Inside Quantum Technology

Cambridge Quantum Computing’s Entanglements Are at Heart of a New Technological Aera

(CambridgeIndependent) Cambridge Quantum Computing is developing a leadership position in four quantum domains – quantum cybersecurity, quantum chemistry, quantum machine learning and quantum finance.
The UK National Quantum Technologies programme had started in 2013, with quantum engineers and technologists meeting the entrepreneurial sector for the first time. The goal – a mere aspiration back then – was to develop products and services which made use of quantum superposition and quantum entanglement. The results are now starting to bear fruit.

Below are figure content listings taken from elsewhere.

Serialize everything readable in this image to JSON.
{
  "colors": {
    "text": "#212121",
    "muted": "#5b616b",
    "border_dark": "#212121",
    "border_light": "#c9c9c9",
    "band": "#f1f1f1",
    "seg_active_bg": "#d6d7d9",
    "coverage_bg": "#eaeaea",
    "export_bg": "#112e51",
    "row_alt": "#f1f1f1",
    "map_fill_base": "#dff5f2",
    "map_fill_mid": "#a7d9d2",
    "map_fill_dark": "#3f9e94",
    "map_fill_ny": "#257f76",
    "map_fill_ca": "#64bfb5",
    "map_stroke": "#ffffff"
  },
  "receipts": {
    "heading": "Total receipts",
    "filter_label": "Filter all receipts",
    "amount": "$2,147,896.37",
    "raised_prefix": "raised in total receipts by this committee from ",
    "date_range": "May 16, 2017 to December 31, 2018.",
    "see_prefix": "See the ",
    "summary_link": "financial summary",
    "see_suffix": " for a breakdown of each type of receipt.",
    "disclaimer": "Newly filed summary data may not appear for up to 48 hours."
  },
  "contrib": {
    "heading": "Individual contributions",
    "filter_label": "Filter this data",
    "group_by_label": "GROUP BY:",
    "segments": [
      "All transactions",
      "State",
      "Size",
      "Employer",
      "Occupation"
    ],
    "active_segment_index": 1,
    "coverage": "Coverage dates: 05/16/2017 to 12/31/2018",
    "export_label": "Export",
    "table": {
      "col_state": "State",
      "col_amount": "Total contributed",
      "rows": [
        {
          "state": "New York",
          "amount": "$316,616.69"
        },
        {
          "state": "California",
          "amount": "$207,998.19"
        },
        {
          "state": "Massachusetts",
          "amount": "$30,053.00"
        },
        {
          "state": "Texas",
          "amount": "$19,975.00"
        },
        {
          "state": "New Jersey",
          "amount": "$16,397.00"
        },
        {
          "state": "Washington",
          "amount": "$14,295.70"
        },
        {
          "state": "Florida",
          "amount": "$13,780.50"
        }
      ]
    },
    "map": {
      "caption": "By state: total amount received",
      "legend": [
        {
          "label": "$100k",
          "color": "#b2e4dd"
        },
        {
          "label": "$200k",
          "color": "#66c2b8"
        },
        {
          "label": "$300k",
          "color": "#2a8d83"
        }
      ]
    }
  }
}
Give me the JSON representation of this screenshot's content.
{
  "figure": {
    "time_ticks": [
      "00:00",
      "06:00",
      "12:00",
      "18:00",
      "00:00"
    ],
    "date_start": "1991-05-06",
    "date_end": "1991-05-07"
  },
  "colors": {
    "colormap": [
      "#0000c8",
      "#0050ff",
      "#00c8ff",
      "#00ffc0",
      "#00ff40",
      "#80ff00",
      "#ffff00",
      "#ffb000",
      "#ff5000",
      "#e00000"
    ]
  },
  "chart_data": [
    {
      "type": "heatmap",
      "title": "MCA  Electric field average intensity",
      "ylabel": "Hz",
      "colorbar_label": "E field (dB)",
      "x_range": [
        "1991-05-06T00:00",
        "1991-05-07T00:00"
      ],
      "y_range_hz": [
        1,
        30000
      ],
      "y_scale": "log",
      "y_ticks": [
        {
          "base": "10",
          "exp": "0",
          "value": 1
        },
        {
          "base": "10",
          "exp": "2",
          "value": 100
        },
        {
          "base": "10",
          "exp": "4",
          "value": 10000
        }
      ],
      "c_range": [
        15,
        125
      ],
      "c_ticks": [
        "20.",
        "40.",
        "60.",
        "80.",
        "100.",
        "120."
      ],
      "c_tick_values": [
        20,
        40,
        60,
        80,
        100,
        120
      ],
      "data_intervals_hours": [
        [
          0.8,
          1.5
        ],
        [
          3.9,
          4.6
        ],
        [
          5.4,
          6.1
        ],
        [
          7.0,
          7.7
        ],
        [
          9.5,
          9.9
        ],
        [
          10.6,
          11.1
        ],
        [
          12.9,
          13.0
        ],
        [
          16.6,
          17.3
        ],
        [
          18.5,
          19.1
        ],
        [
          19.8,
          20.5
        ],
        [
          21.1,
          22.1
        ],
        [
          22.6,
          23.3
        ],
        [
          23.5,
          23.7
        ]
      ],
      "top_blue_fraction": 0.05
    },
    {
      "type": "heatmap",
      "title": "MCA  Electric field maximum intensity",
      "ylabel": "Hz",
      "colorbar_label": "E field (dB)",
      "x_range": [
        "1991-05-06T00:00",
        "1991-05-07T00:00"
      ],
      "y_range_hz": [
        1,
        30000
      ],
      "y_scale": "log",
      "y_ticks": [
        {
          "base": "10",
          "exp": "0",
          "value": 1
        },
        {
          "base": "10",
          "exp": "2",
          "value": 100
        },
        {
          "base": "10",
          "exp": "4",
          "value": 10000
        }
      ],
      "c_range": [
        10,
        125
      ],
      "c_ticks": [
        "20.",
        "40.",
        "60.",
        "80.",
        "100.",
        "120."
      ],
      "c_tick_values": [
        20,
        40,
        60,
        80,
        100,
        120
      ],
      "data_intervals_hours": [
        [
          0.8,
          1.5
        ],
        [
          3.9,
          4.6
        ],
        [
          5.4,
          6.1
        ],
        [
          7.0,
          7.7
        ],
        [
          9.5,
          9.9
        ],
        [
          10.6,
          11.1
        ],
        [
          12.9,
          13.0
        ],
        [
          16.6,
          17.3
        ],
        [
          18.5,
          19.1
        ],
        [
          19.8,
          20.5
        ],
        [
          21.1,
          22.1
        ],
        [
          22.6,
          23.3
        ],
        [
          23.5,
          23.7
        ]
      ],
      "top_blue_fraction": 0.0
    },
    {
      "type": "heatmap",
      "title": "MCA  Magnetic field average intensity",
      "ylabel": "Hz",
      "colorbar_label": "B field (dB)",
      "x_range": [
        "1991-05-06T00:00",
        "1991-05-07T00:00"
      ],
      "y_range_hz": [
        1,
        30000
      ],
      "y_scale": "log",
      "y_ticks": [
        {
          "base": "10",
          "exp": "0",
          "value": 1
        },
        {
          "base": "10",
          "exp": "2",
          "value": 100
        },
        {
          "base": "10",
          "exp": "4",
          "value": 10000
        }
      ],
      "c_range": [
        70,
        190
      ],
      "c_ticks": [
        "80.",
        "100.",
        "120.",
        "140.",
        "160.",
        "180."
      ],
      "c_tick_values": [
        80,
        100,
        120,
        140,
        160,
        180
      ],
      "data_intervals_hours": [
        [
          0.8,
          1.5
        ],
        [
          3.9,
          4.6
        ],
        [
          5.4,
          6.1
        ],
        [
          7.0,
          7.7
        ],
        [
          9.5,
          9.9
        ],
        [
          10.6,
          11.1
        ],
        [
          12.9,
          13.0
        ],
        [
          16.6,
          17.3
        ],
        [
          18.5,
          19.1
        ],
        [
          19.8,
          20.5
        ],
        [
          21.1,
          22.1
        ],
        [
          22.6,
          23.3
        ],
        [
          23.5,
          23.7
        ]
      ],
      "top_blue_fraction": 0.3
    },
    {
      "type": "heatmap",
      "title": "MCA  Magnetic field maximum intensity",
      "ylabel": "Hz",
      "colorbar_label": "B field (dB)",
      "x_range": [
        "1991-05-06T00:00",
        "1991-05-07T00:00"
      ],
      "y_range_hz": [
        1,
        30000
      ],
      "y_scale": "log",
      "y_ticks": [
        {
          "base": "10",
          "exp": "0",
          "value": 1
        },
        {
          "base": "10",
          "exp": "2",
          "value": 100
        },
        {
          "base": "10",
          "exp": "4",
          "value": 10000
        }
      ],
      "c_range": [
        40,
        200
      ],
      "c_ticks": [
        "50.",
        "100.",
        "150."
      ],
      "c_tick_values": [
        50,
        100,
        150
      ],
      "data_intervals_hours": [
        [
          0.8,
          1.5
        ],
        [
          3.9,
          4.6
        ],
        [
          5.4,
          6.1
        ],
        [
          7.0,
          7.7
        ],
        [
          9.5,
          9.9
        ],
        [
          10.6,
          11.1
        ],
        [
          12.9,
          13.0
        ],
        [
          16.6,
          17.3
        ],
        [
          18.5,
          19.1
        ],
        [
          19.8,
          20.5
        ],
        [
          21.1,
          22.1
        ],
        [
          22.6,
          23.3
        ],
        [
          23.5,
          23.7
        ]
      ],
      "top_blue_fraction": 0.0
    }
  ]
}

“Cambridge Quantum Computing is a result of the success of the National Quantum Technologies programme,” one of the founders Ilyas Khan notes. “An analogy would be to say that it would not be dissimilar to someone setting up a business to focus on the internet in 1996 or ’97. Early in 2014 the themes were coming together. At that time I thought the business might be viable by 2024, and obviously since then it’s been far faster.”
“I was one of three founders – and the sole original founding investor – of the Accelerate Cambridge programme, which is run from Cambridge Judge Business School,” Ilyas says of the exegesis of one of the world’s key quantum technology companies from its butterfly cocoon. “Cambridge Quantum Computing emerged from the idea that Cambridge could produce a successful deep science company.
“The company as a whole has more than 130 people now,” Ilyas says. “We’re very science-heavy, with more than 100 scientists – more than 60 with PhDs – with a very strong business development team, a very strong legal and finance team.
“The quantum sector divides into three areas: quantum technologies, which is quantum clocks and metrology, and we’re not in that. Second is quantum computers – the hardware – and we’re not there either. Third is applications, algorithms and software; we’re very active in that area.”
“There are technical reasons why a quantum computer will ultimately be able to do something a classical computer will not, for example, quantum chemistry is one area where a quantum computer can do something a classical computer will not. The other area is meaning-aware language processing, and I’d say this is an extremely powerful and global area for quantum computing.